Martin Lewis, the Money Saving Expert, is on a mission to change the terminology of student loans in England. In his response to the Augar review, and in various media appearances, he argues that the language is unhelpful and off-putting, and rebranding loans as a “contribution scheme” and the interest as “uprating” would better reflect the system.

He is very passionate about this proposal, so much so that he feels he can be astonishingly rude to anyone who has the temerity to challenge him. He hectored Chi Onwurah on Question Time, shouting over her in his desire to have a go at politicians he sees as scaremongering about student loans. In a recent interview with THE, he told any critics of his plan to get lost – only he used a much less polite term. 

Naturally, NUS prefers to engage in debate on these issues rather than just throw expletives around. And these proposals do require debate, even if Lewis is convinced of their righteousness.

Students know that if a financial institution advances money to an individual on the understanding that they will repay that money on a regular basis, with additional amounts of money added to the outstanding balance not only to maintain its value but to generate some profit, it is a loan. To call it otherwise is just doublespeak.

It is true that student loans do have features which differentiate them from commercial debt, but this cuts two ways: yes, repayments are income-contingent and written off after 30 years, but unlike commercial debt, a graduate cannot discharge the debt through bankruptcy and, unlike commercial lenders, the terms and conditions can be changed by ministers for the worse with relative ease.

To his credit, Lewis does recognise that this latter point is one of the big issues with the system as it stands. He was stung when Vince Cable’s promise to increase the post-2012 student loan repayment threshold by average earnings was broken in 2015, having fronted the information campaign on the new system. My predecessors warned Lewis of this risk at the time, although he did not take us seriously then – we welcome his more recent advocacy for a change in the law.

However, even if that issue were addressed, students would still regard a rebranding exercise that changed little else as window dressing at best and suspicious at worst. 

For a start, it is hard to find examples of countries where student loans are called anything else. Lewis has pointed to the Australian system, and it’s true that elements of this system come under the banner of the Higher Education Contribution Scheme – except that students nevertheless access the Higher Education Loan Programme to take out loans for fees (FEE-HELP) or for living costs (HECS-HELP).

The most important issue is that Lewis seems to view the problems of the system as relating solely to a lack of understanding: if only less scary language were used in relation to loans, most of the issues of access and participation would go away. Lewis may be an expert in saving money, but I’m not so sure he knows as much about HE policy. 

For one thing, he articulates this issue as primarily affecting full-time, young students and their parents, when the reforms have had the greatest impact on mature and part-time students for reasons that language alone cannot address. 

More generally, as the NUS has argued in its recent Poverty Commission report, the barriers to working-class students entering and succeeding in higher education are complex.

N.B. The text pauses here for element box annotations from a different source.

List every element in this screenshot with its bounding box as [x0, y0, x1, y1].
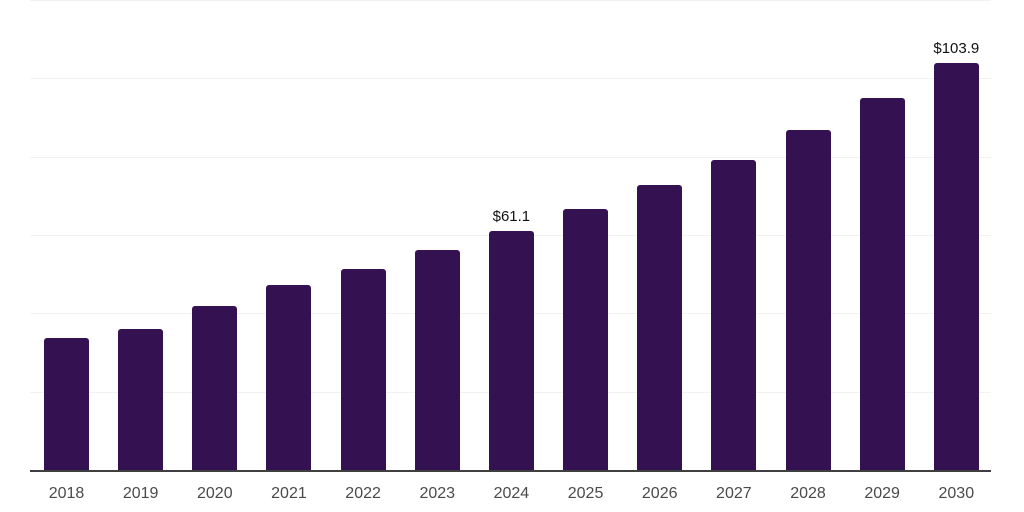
- gridline-80: [30, 156, 991, 158]
- x-tick-2027: 2027: [716, 485, 752, 502]
- bar-2020: [192, 305, 238, 470]
- x-tick-2028: 2028: [790, 485, 826, 502]
- bar-2030: [933, 63, 979, 470]
- bar-2028: [785, 130, 831, 470]
- bar-2029: [859, 97, 905, 470]
- x-tick-2030: 2030: [938, 485, 975, 502]
- value-label-2030: $103.9: [933, 40, 980, 58]
- x-tick-2018: 2018: [48, 485, 85, 502]
- bar-2018: [44, 338, 89, 470]
- bar-2024: [488, 230, 534, 470]
- x-axis-line: [30, 470, 991, 472]
- bar-2019: [118, 329, 164, 470]
- bar-2026: [637, 184, 683, 470]
- x-tick-2023: 2023: [419, 485, 456, 502]
- x-tick-2024: 2024: [493, 485, 530, 502]
- x-tick-2019: 2019: [122, 485, 159, 502]
- gridline-120: [30, 0, 991, 1]
- bar-2021: [266, 285, 312, 470]
- value-label-2024: $61.1: [492, 207, 531, 225]
- x-tick-2025: 2025: [567, 485, 604, 502]
- x-tick-2026: 2026: [641, 485, 678, 502]
- plot-area: $61.1 $103.9: [30, 0, 991, 470]
- x-tick-2020: 2020: [197, 485, 233, 502]
- bar-2022: [340, 268, 386, 470]
- bar-2027: [711, 159, 757, 470]
- bar-2023: [414, 249, 460, 470]
- bar-2025: [563, 209, 609, 470]
- x-tick-2021: 2021: [271, 485, 307, 502]
- x-tick-2022: 2022: [345, 485, 381, 502]
- x-tick-2029: 2029: [864, 485, 900, 502]
- gridline-100: [30, 78, 991, 80]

We need greater investment in early-years education, a change to the culture of HE so it welcomes working-class students, greater part-time and flexible provision, reductions in accommodation costs and so much more. 

In this context, there are no panaceas – but it would certainly be wrong to pretend that the present system does not involve enormous debts for students and that the negative impact of this can be elided by a change in language. 

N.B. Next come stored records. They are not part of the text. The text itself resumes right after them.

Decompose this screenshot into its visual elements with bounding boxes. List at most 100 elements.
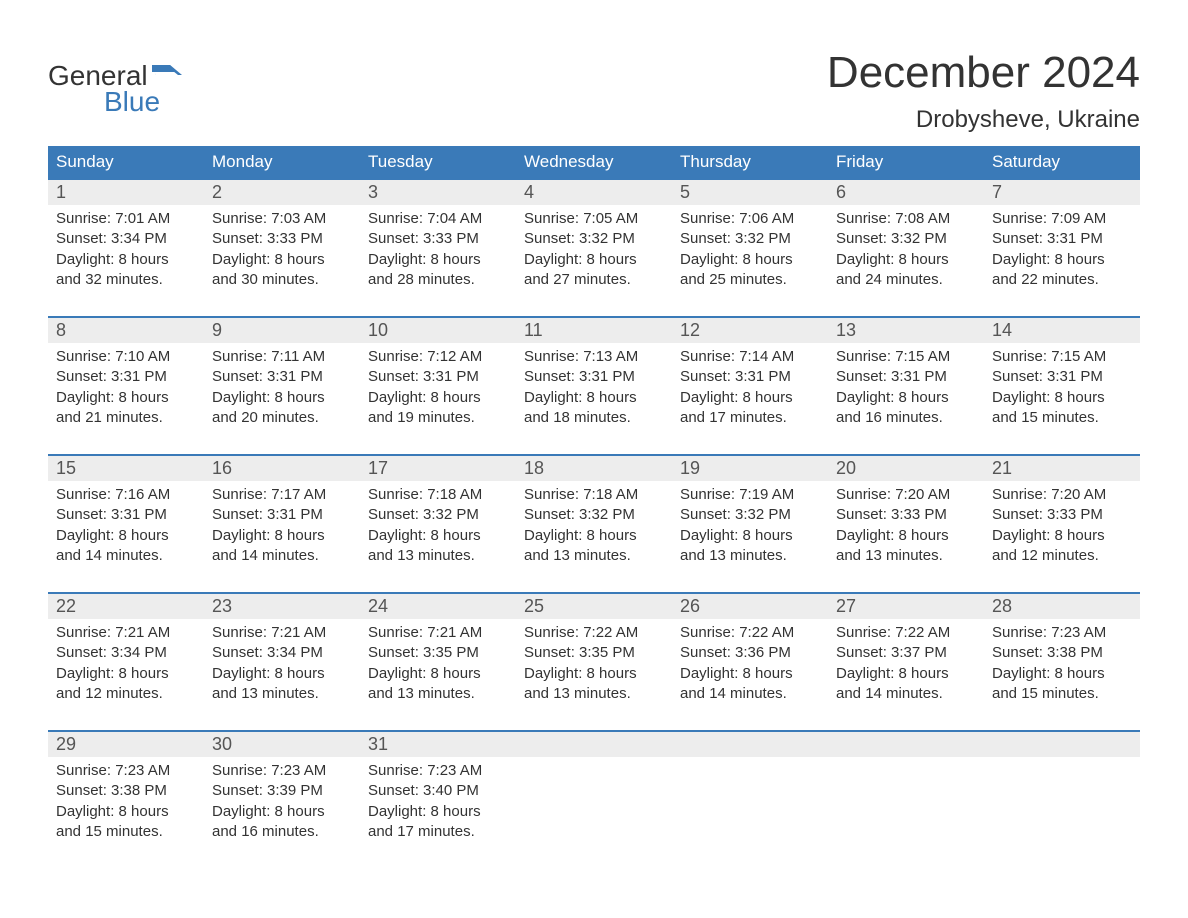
sunrise-line: Sunrise: 7:19 AM bbox=[680, 485, 820, 505]
weekday-header: Saturday bbox=[984, 146, 1140, 178]
sunset-label: Sunset: bbox=[368, 506, 419, 523]
sunrise-value: 7:23 AM bbox=[1051, 624, 1106, 641]
sunset-label: Sunset: bbox=[212, 506, 263, 523]
day-cell: Sunrise: 7:20 AMSunset: 3:33 PMDaylight:… bbox=[984, 481, 1140, 572]
day-number: 16 bbox=[204, 456, 360, 481]
sunrise-value: 7:23 AM bbox=[271, 762, 326, 779]
day-cell bbox=[516, 757, 672, 848]
sunrise-line: Sunrise: 7:21 AM bbox=[212, 623, 352, 643]
day-cell: Sunrise: 7:08 AMSunset: 3:32 PMDaylight:… bbox=[828, 205, 984, 296]
day-number: 1 bbox=[48, 180, 204, 205]
sunset-label: Sunset: bbox=[524, 644, 575, 661]
day-number: 26 bbox=[672, 594, 828, 619]
daylight-line: Daylight: 8 hours and 15 minutes. bbox=[992, 664, 1132, 705]
sunrise-line: Sunrise: 7:22 AM bbox=[680, 623, 820, 643]
sunrise-value: 7:17 AM bbox=[271, 486, 326, 503]
sunset-line: Sunset: 3:40 PM bbox=[368, 781, 508, 801]
day-cell bbox=[984, 757, 1140, 848]
sunset-value: 3:32 PM bbox=[423, 506, 479, 523]
page-title: December 2024 bbox=[827, 48, 1140, 98]
day-cell: Sunrise: 7:21 AMSunset: 3:34 PMDaylight:… bbox=[48, 619, 204, 710]
sunrise-value: 7:20 AM bbox=[895, 486, 950, 503]
sunset-label: Sunset: bbox=[368, 644, 419, 661]
sunset-line: Sunset: 3:34 PM bbox=[56, 643, 196, 663]
daylight-line: Daylight: 8 hours and 18 minutes. bbox=[524, 388, 664, 429]
day-number: 18 bbox=[516, 456, 672, 481]
sunrise-value: 7:14 AM bbox=[739, 348, 794, 365]
daylight-label: Daylight: bbox=[212, 251, 270, 268]
sunset-value: 3:33 PM bbox=[1047, 506, 1103, 523]
day-cell: Sunrise: 7:03 AMSunset: 3:33 PMDaylight:… bbox=[204, 205, 360, 296]
sunset-label: Sunset: bbox=[836, 506, 887, 523]
sunset-value: 3:32 PM bbox=[579, 506, 635, 523]
location-label: Drobysheve, Ukraine bbox=[827, 106, 1140, 134]
sunrise-line: Sunrise: 7:13 AM bbox=[524, 347, 664, 367]
day-number: 20 bbox=[828, 456, 984, 481]
sunset-label: Sunset: bbox=[212, 644, 263, 661]
sunset-label: Sunset: bbox=[680, 230, 731, 247]
daynum-row: 22232425262728 bbox=[48, 594, 1140, 619]
sunrise-label: Sunrise: bbox=[56, 210, 111, 227]
daylight-label: Daylight: bbox=[992, 527, 1050, 544]
sunrise-value: 7:18 AM bbox=[583, 486, 638, 503]
sunrise-label: Sunrise: bbox=[212, 624, 267, 641]
sunset-label: Sunset: bbox=[680, 506, 731, 523]
sunrise-line: Sunrise: 7:20 AM bbox=[992, 485, 1132, 505]
day-cell: Sunrise: 7:13 AMSunset: 3:31 PMDaylight:… bbox=[516, 343, 672, 434]
sunset-line: Sunset: 3:32 PM bbox=[836, 229, 976, 249]
sunset-line: Sunset: 3:34 PM bbox=[212, 643, 352, 663]
sunset-value: 3:35 PM bbox=[579, 644, 635, 661]
daylight-line: Daylight: 8 hours and 32 minutes. bbox=[56, 250, 196, 291]
sunset-line: Sunset: 3:31 PM bbox=[368, 367, 508, 387]
sunset-label: Sunset: bbox=[368, 230, 419, 247]
sunset-label: Sunset: bbox=[212, 368, 263, 385]
sunrise-value: 7:22 AM bbox=[583, 624, 638, 641]
sunrise-label: Sunrise: bbox=[992, 624, 1047, 641]
day-number: 25 bbox=[516, 594, 672, 619]
day-number: 3 bbox=[360, 180, 516, 205]
sunrise-line: Sunrise: 7:21 AM bbox=[368, 623, 508, 643]
sunset-value: 3:31 PM bbox=[735, 368, 791, 385]
sunrise-line: Sunrise: 7:10 AM bbox=[56, 347, 196, 367]
sunrise-value: 7:13 AM bbox=[583, 348, 638, 365]
calendar-grid: SundayMondayTuesdayWednesdayThursdayFrid… bbox=[48, 146, 1140, 848]
sunset-line: Sunset: 3:35 PM bbox=[368, 643, 508, 663]
day-cell: Sunrise: 7:05 AMSunset: 3:32 PMDaylight:… bbox=[516, 205, 672, 296]
sunrise-line: Sunrise: 7:05 AM bbox=[524, 209, 664, 229]
sunset-line: Sunset: 3:38 PM bbox=[992, 643, 1132, 663]
sunset-line: Sunset: 3:31 PM bbox=[56, 505, 196, 525]
sunrise-value: 7:09 AM bbox=[1051, 210, 1106, 227]
daylight-line: Daylight: 8 hours and 13 minutes. bbox=[836, 526, 976, 567]
week-block: 22232425262728Sunrise: 7:21 AMSunset: 3:… bbox=[48, 592, 1140, 710]
sunset-label: Sunset: bbox=[992, 644, 1043, 661]
sunset-value: 3:32 PM bbox=[891, 230, 947, 247]
sunrise-line: Sunrise: 7:23 AM bbox=[212, 761, 352, 781]
daylight-label: Daylight: bbox=[368, 251, 426, 268]
sunrise-label: Sunrise: bbox=[992, 348, 1047, 365]
sunrise-line: Sunrise: 7:18 AM bbox=[368, 485, 508, 505]
daylight-line: Daylight: 8 hours and 27 minutes. bbox=[524, 250, 664, 291]
sunset-line: Sunset: 3:35 PM bbox=[524, 643, 664, 663]
day-number: 14 bbox=[984, 318, 1140, 343]
day-number bbox=[516, 732, 672, 757]
weekday-header: Wednesday bbox=[516, 146, 672, 178]
day-cell: Sunrise: 7:01 AMSunset: 3:34 PMDaylight:… bbox=[48, 205, 204, 296]
daylight-label: Daylight: bbox=[992, 251, 1050, 268]
day-number: 27 bbox=[828, 594, 984, 619]
daylight-label: Daylight: bbox=[680, 665, 738, 682]
sunrise-value: 7:12 AM bbox=[427, 348, 482, 365]
day-number: 19 bbox=[672, 456, 828, 481]
daynum-row: 1234567 bbox=[48, 180, 1140, 205]
day-cell: Sunrise: 7:21 AMSunset: 3:35 PM Daylight:… bbox=[360, 619, 516, 710]
day-number: 29 bbox=[48, 732, 204, 757]
sunset-label: Sunset: bbox=[992, 230, 1043, 247]
daylight-label: Daylight: bbox=[56, 251, 114, 268]
sunrise-label: Sunrise: bbox=[524, 348, 579, 365]
week-block: 891011121314Sunrise: 7:10 AMSunset: 3:31… bbox=[48, 316, 1140, 434]
sunset-label: Sunset: bbox=[56, 782, 107, 799]
day-number: 17 bbox=[360, 456, 516, 481]
sunset-value: 3:36 PM bbox=[735, 644, 791, 661]
sunrise-line: Sunrise: 7:21 AM bbox=[56, 623, 196, 643]
daylight-label: Daylight: bbox=[368, 665, 426, 682]
sunrise-value: 7:20 AM bbox=[1051, 486, 1106, 503]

Not when the poorest graduate with the highest balances. And, as outlined by London Economics, the repayment system is flawed and regressive.

Where we agree with Martin Lewis is that there needs to be much more investment in guidance, both before and during higher education, and that some aspects – for example, the statements from the Student Loans Company sent to students and graduates – could be presented in better ways. 

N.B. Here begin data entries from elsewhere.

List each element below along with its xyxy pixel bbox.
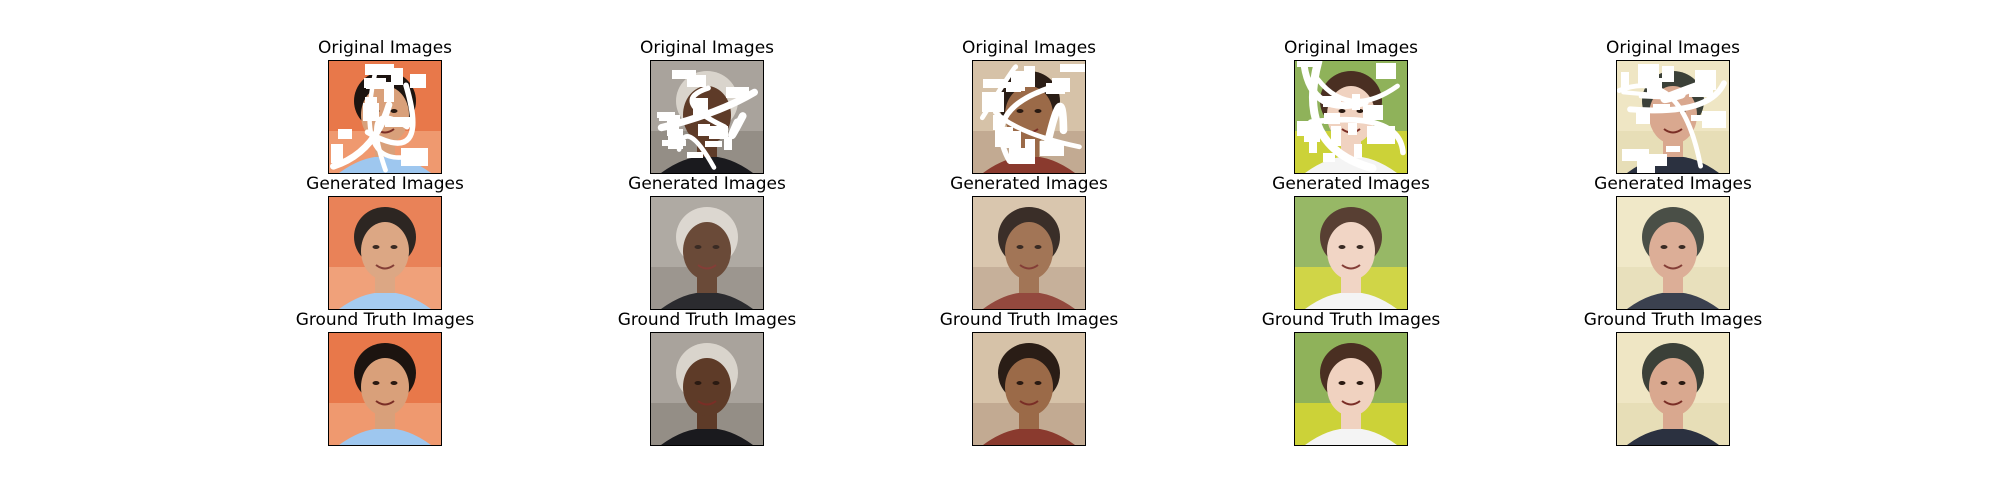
old-man-cap-portrait xyxy=(1617,333,1729,445)
original-face-image xyxy=(328,60,442,174)
boy-curly-hair-portrait xyxy=(973,197,1085,309)
original-image-panel: Original Images xyxy=(1606,38,1740,174)
generated-image-panel: Generated Images xyxy=(1272,174,1430,310)
original-face-image xyxy=(650,60,764,174)
original-image-title: Original Images xyxy=(961,38,1097,58)
ground-truth-image-title: Ground Truth Images xyxy=(617,310,797,330)
original-face-image xyxy=(972,60,1086,174)
original-image-panel: Original Images xyxy=(318,38,452,174)
ground-truth-image-title: Ground Truth Images xyxy=(1583,310,1763,330)
ground-truth-image-panel: Ground Truth Images xyxy=(1262,310,1440,446)
ground-truth-image-panel: Ground Truth Images xyxy=(940,310,1118,446)
original-image-title: Original Images xyxy=(639,38,775,58)
generated-face-image xyxy=(1294,196,1408,310)
original-image-panel: Original Images xyxy=(1284,38,1418,174)
original-image-title: Original Images xyxy=(317,38,453,58)
ground-truth-image-title: Ground Truth Images xyxy=(939,310,1119,330)
generated-face-image xyxy=(972,196,1086,310)
generated-image-title: Generated Images xyxy=(950,174,1108,194)
original-face-image xyxy=(1616,60,1730,174)
man-glasses-suit-portrait xyxy=(651,333,763,445)
woman-long-hair-portrait xyxy=(1295,197,1407,309)
boy-curly-hair-portrait xyxy=(973,61,1085,173)
ground-truth-face-image xyxy=(650,332,764,446)
ground-truth-image-title: Ground Truth Images xyxy=(1261,310,1441,330)
original-image-panel: Original Images xyxy=(640,38,774,174)
generated-image-title: Generated Images xyxy=(306,174,464,194)
generated-image-panel: Generated Images xyxy=(628,174,786,310)
generated-image-panel: Generated Images xyxy=(1594,174,1752,310)
woman-long-hair-portrait xyxy=(1295,61,1407,173)
boy-curly-hair-portrait xyxy=(973,333,1085,445)
generated-face-image xyxy=(1616,196,1730,310)
ground-truth-image-panel: Ground Truth Images xyxy=(296,310,474,446)
ground-truth-face-image xyxy=(328,332,442,446)
woman-long-hair-portrait xyxy=(1295,333,1407,445)
man-blue-shirt-portrait xyxy=(329,197,441,309)
man-blue-shirt-portrait xyxy=(329,61,441,173)
old-man-cap-portrait xyxy=(1617,197,1729,309)
ground-truth-face-image xyxy=(972,332,1086,446)
generated-image-title: Generated Images xyxy=(1272,174,1430,194)
original-image-title: Original Images xyxy=(1605,38,1741,58)
generated-image-title: Generated Images xyxy=(1594,174,1752,194)
ground-truth-face-image xyxy=(1616,332,1730,446)
generated-image-panel: Generated Images xyxy=(950,174,1108,310)
old-man-cap-portrait xyxy=(1617,61,1729,173)
generated-face-image xyxy=(650,196,764,310)
original-image-title: Original Images xyxy=(1283,38,1419,58)
man-glasses-suit-portrait xyxy=(651,61,763,173)
generated-image-panel: Generated Images xyxy=(306,174,464,310)
generated-face-image xyxy=(328,196,442,310)
man-glasses-suit-portrait xyxy=(651,197,763,309)
ground-truth-face-image xyxy=(1294,332,1408,446)
ground-truth-image-panel: Ground Truth Images xyxy=(1584,310,1762,446)
man-blue-shirt-portrait xyxy=(329,333,441,445)
original-face-image xyxy=(1294,60,1408,174)
generated-image-title: Generated Images xyxy=(628,174,786,194)
original-image-panel: Original Images xyxy=(962,38,1096,174)
ground-truth-image-panel: Ground Truth Images xyxy=(618,310,796,446)
ground-truth-image-title: Ground Truth Images xyxy=(295,310,475,330)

We also agree that more support needs to be given to students during study to help their living costs – but we absolutely do not agree that, as Lewis argues, we should simply increase student maintenance loans to achieve this.

There’s no doubt that Lewis cares about access to HE, and his proposals are well-intentioned. However, I believe that they are flawed. Lewis will need make a more cogent argument than an expletive if he is to convince me otherwise. 

Amatey Doku is vice president for higher education for 2017/18 at the UK’s National Union of Students.